During my search, a thru-hiker crossed and waved me over to her hopping spot. I joined her and she told me her name, but her voice was muffled by the roar of the creek and I didn’t hear it. I didn’t ask her to repeat herself since I assumed that I wouldn’t see her again, but I ended up chatting with her 4-5 times throughout the day, so now I wish I knew it. I think that it started with E.
Following Milk Creek was a hot climb through a burn area to Russell Creek, where I met E. for a third time. Glacial creeks are best to cross in the early morning, before warming temperatures have begun or intensified melt. I don’t know whether Russell Creek looks any kinder in the morning, but at 1:30 PM it looked terrifying, a channel of whitewater flowing in a series of cascades down a slope. The water report mentioned a dead horse stuck just upstream of the PCT crossing, but it was gone when I arrived, so there’s that. No dead horse.

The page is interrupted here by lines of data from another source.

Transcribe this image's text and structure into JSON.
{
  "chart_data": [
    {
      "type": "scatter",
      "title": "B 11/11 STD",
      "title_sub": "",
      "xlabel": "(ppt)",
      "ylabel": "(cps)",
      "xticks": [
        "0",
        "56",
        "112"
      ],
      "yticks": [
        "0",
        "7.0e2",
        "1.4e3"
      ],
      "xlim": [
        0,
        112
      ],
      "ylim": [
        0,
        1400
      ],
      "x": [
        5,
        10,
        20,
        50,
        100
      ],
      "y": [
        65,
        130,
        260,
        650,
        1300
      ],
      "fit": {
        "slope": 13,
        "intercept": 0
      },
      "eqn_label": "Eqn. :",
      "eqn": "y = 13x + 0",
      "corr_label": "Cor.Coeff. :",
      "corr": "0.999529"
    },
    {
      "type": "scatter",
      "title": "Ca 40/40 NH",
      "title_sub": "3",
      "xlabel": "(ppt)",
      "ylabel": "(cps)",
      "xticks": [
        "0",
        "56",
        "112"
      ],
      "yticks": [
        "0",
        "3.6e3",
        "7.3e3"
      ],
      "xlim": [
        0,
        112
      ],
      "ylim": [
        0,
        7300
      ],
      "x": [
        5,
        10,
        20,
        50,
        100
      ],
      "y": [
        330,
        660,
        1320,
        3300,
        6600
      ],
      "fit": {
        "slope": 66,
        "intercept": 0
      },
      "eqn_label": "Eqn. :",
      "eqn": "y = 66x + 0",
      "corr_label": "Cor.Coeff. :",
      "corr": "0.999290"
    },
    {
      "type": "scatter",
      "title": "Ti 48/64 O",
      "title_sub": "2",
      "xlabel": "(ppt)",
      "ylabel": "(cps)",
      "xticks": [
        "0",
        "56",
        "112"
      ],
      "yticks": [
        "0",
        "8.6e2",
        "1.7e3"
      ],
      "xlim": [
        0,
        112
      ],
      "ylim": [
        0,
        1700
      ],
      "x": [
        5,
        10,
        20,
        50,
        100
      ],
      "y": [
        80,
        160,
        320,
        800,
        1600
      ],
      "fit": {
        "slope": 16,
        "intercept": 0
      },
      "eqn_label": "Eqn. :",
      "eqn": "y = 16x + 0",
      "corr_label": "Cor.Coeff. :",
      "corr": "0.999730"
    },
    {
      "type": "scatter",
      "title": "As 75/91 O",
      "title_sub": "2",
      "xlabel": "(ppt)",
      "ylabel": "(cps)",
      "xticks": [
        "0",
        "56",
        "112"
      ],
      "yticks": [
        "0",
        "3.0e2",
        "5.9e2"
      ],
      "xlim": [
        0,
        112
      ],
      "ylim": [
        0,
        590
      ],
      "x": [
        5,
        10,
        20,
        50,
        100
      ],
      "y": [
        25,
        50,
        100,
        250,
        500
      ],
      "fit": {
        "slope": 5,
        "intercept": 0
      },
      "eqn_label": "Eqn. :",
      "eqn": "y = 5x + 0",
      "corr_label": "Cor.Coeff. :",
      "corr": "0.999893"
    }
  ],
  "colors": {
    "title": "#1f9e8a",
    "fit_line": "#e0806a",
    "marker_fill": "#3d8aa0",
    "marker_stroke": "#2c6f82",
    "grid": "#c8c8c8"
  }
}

At the time, I didn’t particularly wonder how the dead horse had gotten there, but later I heard two stories: 1. That a woman had been riding on horseback, had an accident and rescuers had needed to shoot her horse; 2. That a woman had been injured, a rescue horse had been brought in and the rescue horse had been shot. A good example of the reliability of trail info.
I scouted upstream for a place to rock hop, but there was no masonry bridge, so no thanks. In the meantime, E. tried a rock hop near the trail crossing, but couldn’t get across because of her backpack. I told her that I was going to ford and she decided to ford as well. A couple arrived while we were removing our socks, and they were understandably unenthusiastic about fording. E. went first and one of the others said ‘okay, easy’ when she got to the other side. What would hard have looked like? Creek corpse #2? I went next, nervously, but the ford was much easier than I had expected, and I reached the opposite bank without problems. The couple followed and we were all fine.
The PCT crossed into Mt. Jefferson Park, which provided gorgeous views of Jefferson as the trail climbed up to a viewpoint with Jefferson in one direction and Mt. Hood in the other. It was my first view of Mt. Hood and wow, it looked fabulously ominous.
I had wanted on the way up to collect water from a stream so I would have the option of camping at the vista, but while I was getting out my dirty water bottle, a dog jumped into the stream and curled up in the pool where the water was emerging from the ground. Fabulous. I found a melting snow patch to collect water from later on, but couldn’t find a decent camping spot at the viewpoint that wasn’t on vegetation or directly beside the trail crammed with day hikers.
Starting down the north side of Mt. Jefferson, I briefly lost the trail on snow, but eventually found my way back to the PCT and a flat campsite near a snow patch. A cute pika is foraging nearby.